Hot Springs coach not letting lack of facility stand in his way

HOT SPRINGS, Ark. -- For decades, retired Hot Springs police captain Willie McCoy has mentored young boys through his love of boxing. By getting kids in the ring, he says he's keeping them off the streets.

But that task grew a bit more difficult earlier this year, when the Boys and Girls Club lost its charter and McCoy's boxers had nowhere to go. The Boys and Girls Club facility is tied up in a legal battle between the still-existing BGC board, Champion College, expected to take over the property, and the City of Hot Springs which wants to acquire the ball fields.

18-year-old Brennan McKisick knows that whether it's in the ring, or life in general, you've got to get back up when you get knocked down. Growing up in Hot Springs without much money or direction, he eventually found himself in youth lockup.

"I came up around a rough childhood, you know," McKisick explained. "Eventually had to open my eyes to the fact the people I was surrounded myself with were no positive influence in my life."
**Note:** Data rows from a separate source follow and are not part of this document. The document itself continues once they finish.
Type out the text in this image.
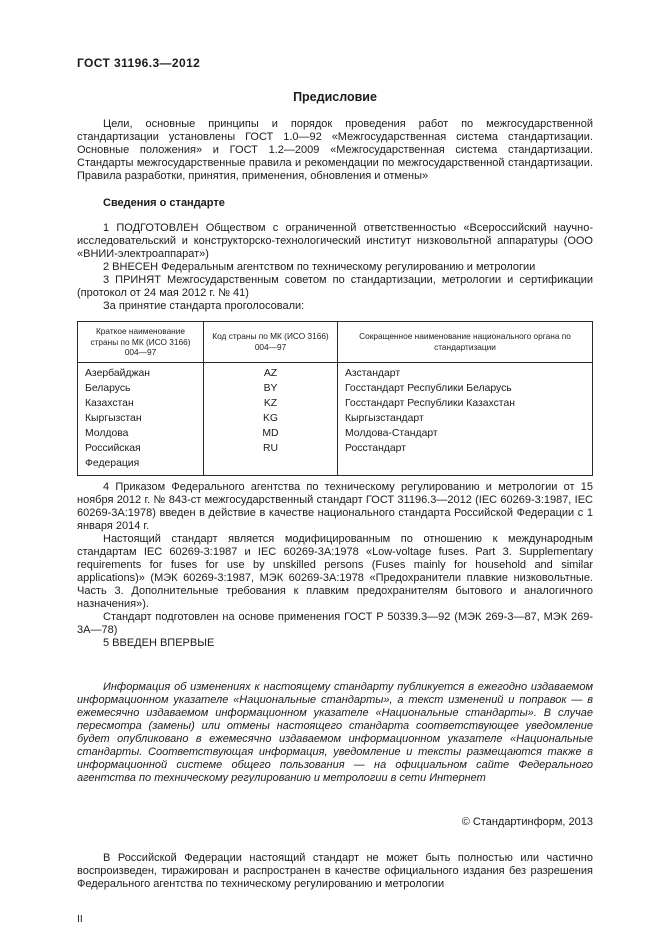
ГОСТ 31196.3—2012

Предисловие

Цели, основные принципы и порядок проведения работ по межгосударственной стандартизации установлены ГОСТ 1.0—92 «Межгосударственная система стандартизации. Основные положения» и ГОСТ 1.2—2009 «Межгосударственная система стандартизации. Стандарты межгосударственные правила и рекомендации по межгосударственной стандартизации. Правила разработки, принятия, применения, обновления и отмены»

Сведения о стандарте

1 ПОДГОТОВЛЕН Обществом с ограниченной ответственностью «Всероссийский научно-исследовательский и конструкторско-технологический институт низковольтной аппаратуры (ООО «ВНИИ-электроаппарат»)

2 ВНЕСЕН Федеральным агентством по техническому регулированию и метрологии

3 ПРИНЯТ Межгосударственным советом по стандартизации, метрологии и сертификации (протокол от 24 мая 2012 г. № 41)

За принятие стандарта проголосовали:

Краткое наименование страны по МК (ИСО 3166) 004—97	Код страны по МК (ИСО 3166) 004—97	Сокращенное наименование национального органа по стандартизации
Азербайджан	AZ	Азстандарт
Беларусь	BY	Госстандарт Республики Беларусь
Казахстан	KZ	Госстандарт Республики Казахстан
Кыргызстан	KG	Кыргызстандарт
Молдова	MD	Молдова-Стандарт
Российская Федерация	RU	Росстандарт

4 Приказом Федерального агентства по техническому регулированию и метрологии от 15 ноября 2012 г. № 843-ст межгосударственный стандарт ГОСТ 31196.3—2012 (IEC 60269-3:1987, IEC 60269-3A:1978) введен в действие в качестве национального стандарта Российской Федерации с 1 января 2014 г.

Настоящий стандарт является модифицированным по отношению к международным стандартам IEC 60269-3:1987 и IEC 60269-3A:1978 «Low-voltage fuses. Part 3. Supplementary requirements for fuses for use by unskilled persons (Fuses mainly for household and similar applications)» (МЭК 60269-3:1987, МЭК 60269-3A:1978 «Предохранители плавкие низковольтные. Часть 3. Дополнительные требования к плавким предохранителям бытового и аналогичного назначения»).

Стандарт подготовлен на основе применения ГОСТ Р 50339.3—92 (МЭК 269-3—87, МЭК 269-3А—78)

5 ВВЕДЕН ВПЕРВЫЕ

Информация об изменениях к настоящему стандарту публикуется в ежегодно издаваемом информационном указателе «Национальные стандарты», а текст изменений и поправок — в ежемесячно издаваемом информационном указателе «Национальные стандарты». В случае пересмотра (замены) или отмены настоящего стандарта соответствующее уведомление будет опубликовано в ежемесячно издаваемом информационном указателе «Национальные стандарты. Соответствующая информация, уведомление и тексты размещаются также в информационной системе общего пользования — на официальном сайте Федерального агентства по техническому регулированию и метрологии в сети Интернет

© Стандартинформ, 2013

В Российской Федерации настоящий стандарт не может быть полностью или частично воспроизведен, тиражирован и распространен в качестве официального издания без разрешения Федерального агентства по техническому регулированию и метрологии

II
Three years ago, he made a change and took up training with McCoy and the Boys and Girls Club.

"He needs to get a little bit stronger, but he's got a lot of talent," McCoy said of his protégé.

The boxing program is a storied one, beginning in the 1950s and producing champions over the years like Dominick Guinn. McCoy calls losing the BGC charter a "setback."

These boxers may have lost their location, but not their motivation.

"I get the tough kids, the ones everybody overlooks," McCoy explained.

Years on the police force gave McCoy a first-hand look at what happens when at-risk kids get left behind.

"These kids are vulnerable right now," he said, pointing to McKisick and his other pupils practicing behind him. "See the way he's leading them in exercise stuff? On the street, he could probably lead them into doing some crimes too."

For 41 years, he's forged what could have been future fugitives into formidable fighters.

"Got in trouble, got out of trouble, went on, and were successful," he said.

"He motivates his kids," McKisick said effusively of his mentor. "He does so much out of his own pocket."

While McCoy's program carries on without a home, for kids like McKisick, it will always be home.

McKisick will be leaving home soon to train with a big-time coach in California. Meanwhile, McCoy says he's just waiting to see how the legal issues unravel with BGC, Champion College, and the city. He's hopeful they've eventually be able to move into the old BGC building once Champion College takes over.